Govt turns down city bid for climate cash

South Dunedin leaders say the government’s decision to turn down a council plea for $132.5 million to help the city cope with climate change is a "kick in the guts".

The city council, with the support of the regional council, went cap-in-hand to ministers in April asking for a funding decision on a bid they submitted eight months earlier at the invitation of the former government.

The bid sought to establish a council fund to buy low-lying properties in South Dunedin, which is facing rising sea levels and already-shallow groundwater.

Mayor Jules Radich and city council chief executive Sandy Graham have now received a letter from the Treasury rejecting the bid.

Long-time South Dunedin campaigner Eleanor Doig said she was "disgusted".

"It is essential that government works out its climate change adaptation principles and understands there are three legs on the stool — central government, local government and communities. To just renege on locally-led, positive community efforts by not funding the change needed is more than disappointing. It is a kick in the guts."

In the bid, the Dunedin City Council proposed buying 1% of properties a year for five years. The gradual voluntary sales could prevent people being forced to sell as flooding becomes more common.

The DCC bid said that "land use change could be up to 100% in the next 100 years". South Dunedin has around 6500 properties, more than 95% of them privately owned, meaning about 60 properties could have been bought per year.

The funding was being sought from a $6 billion fund set up by the previous government to help deliver its national resilience plan.
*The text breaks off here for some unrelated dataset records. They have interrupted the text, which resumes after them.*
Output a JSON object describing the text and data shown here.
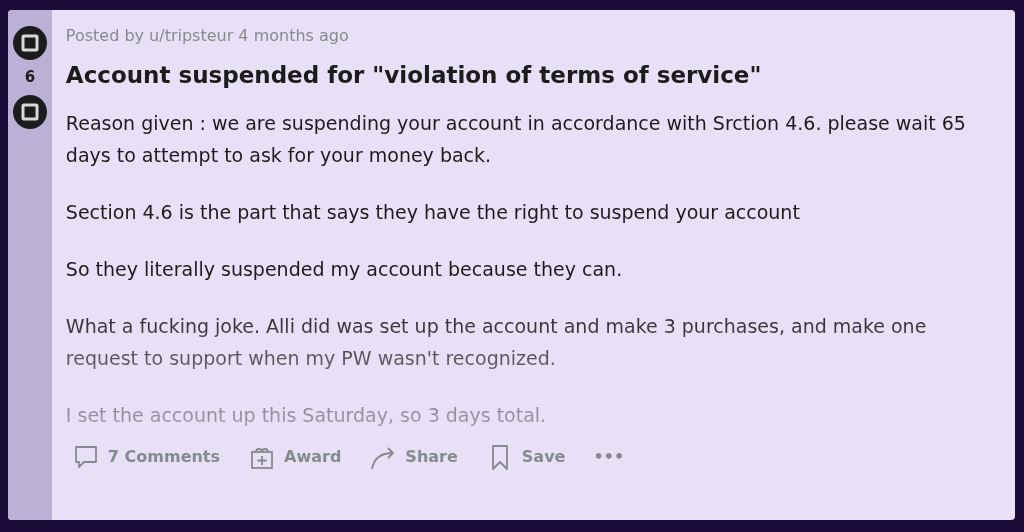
{
  "post": {
    "votes": "6",
    "posted": "Posted by u/tripsteur 4 months ago",
    "title": "Account suspended for \"violation of terms of service\"",
    "paragraphs": [
      "Reason given : we are suspending your account in accordance with Srction 4.6. please wait 65 days to attempt to ask for your money back.",
      "Section 4.6 is the part that says they have the right to suspend your account",
      "So they literally suspended my account because they can.",
      "What a fucking joke. Alli did was set up the account and make 3 purchases, and make one request to support when my PW wasn't recognized.",
      "I set the account up this Saturday, so 3 days total."
    ],
    "actions": [
      {
        "kind": "comments",
        "label": "7 Comments"
      },
      {
        "kind": "award",
        "label": "Award"
      },
      {
        "kind": "share",
        "label": "Share"
      },
      {
        "kind": "save",
        "label": "Save"
      },
      {
        "kind": "more",
        "label": "•••"
      }
    ]
  }
}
Deputy mayor Cherry Lucas. PHOTO: ODT FILES
Deputy mayor Cherry Lucas. PHOTO: ODT FILES
Deputy mayor Cherry Lucas described the government’s decision as "disappointing, but not surprising" as a different approach had been expected by the new government. The important thing was the "critical work" of the council-led South Dunedin Future project, which is undertaking planning, while continuing to seek central government funding.

"The challenges faced by South Dunedin are of a scale and complexity that require central government support — this is not something councils and communities can tackle alone."

DCC chief executive Sandy Graham said the decision was "not the outcome we had hoped for", but discussions were continuing with the government, including whether the council could apply to a $1.2b Regional Infrastructure Fund, which opens next month.

South Dunedin charity SuperGrans’ administrator Cathryn Mazer warned it would be more expensive to deal with climate change later than now.

The cost-of-living crisis meant many people in South Dunedin were suffering anxiety and undertaking a "vast effort just to get by and stay in housing".

Concern about climate change added "extensive additional pressure that is hard for people to cope with".

"We need national government funding to support solutions. We must stand together as a nation and protect those parts of the community that need help".

South Dunedin Community Network’s community engagement manager Kirsten Gibson said the decision was "to the detriment of the community" and Dream South D chairwoman Sarah Jones said the community was concerned and "deserves to see actions" from all levels of government.

Treasury’s letter urged the DCC to submit comments to a climate adaptation parliamentary inquiry being led by the Finance and Expenditure Select Committee. The government has promised to consider the inquiry’s recommendations.

The decision is also scheduled to be discussed during tomorrow’s Otago Regional Council meeting.

Treasury failed to respond by deadline.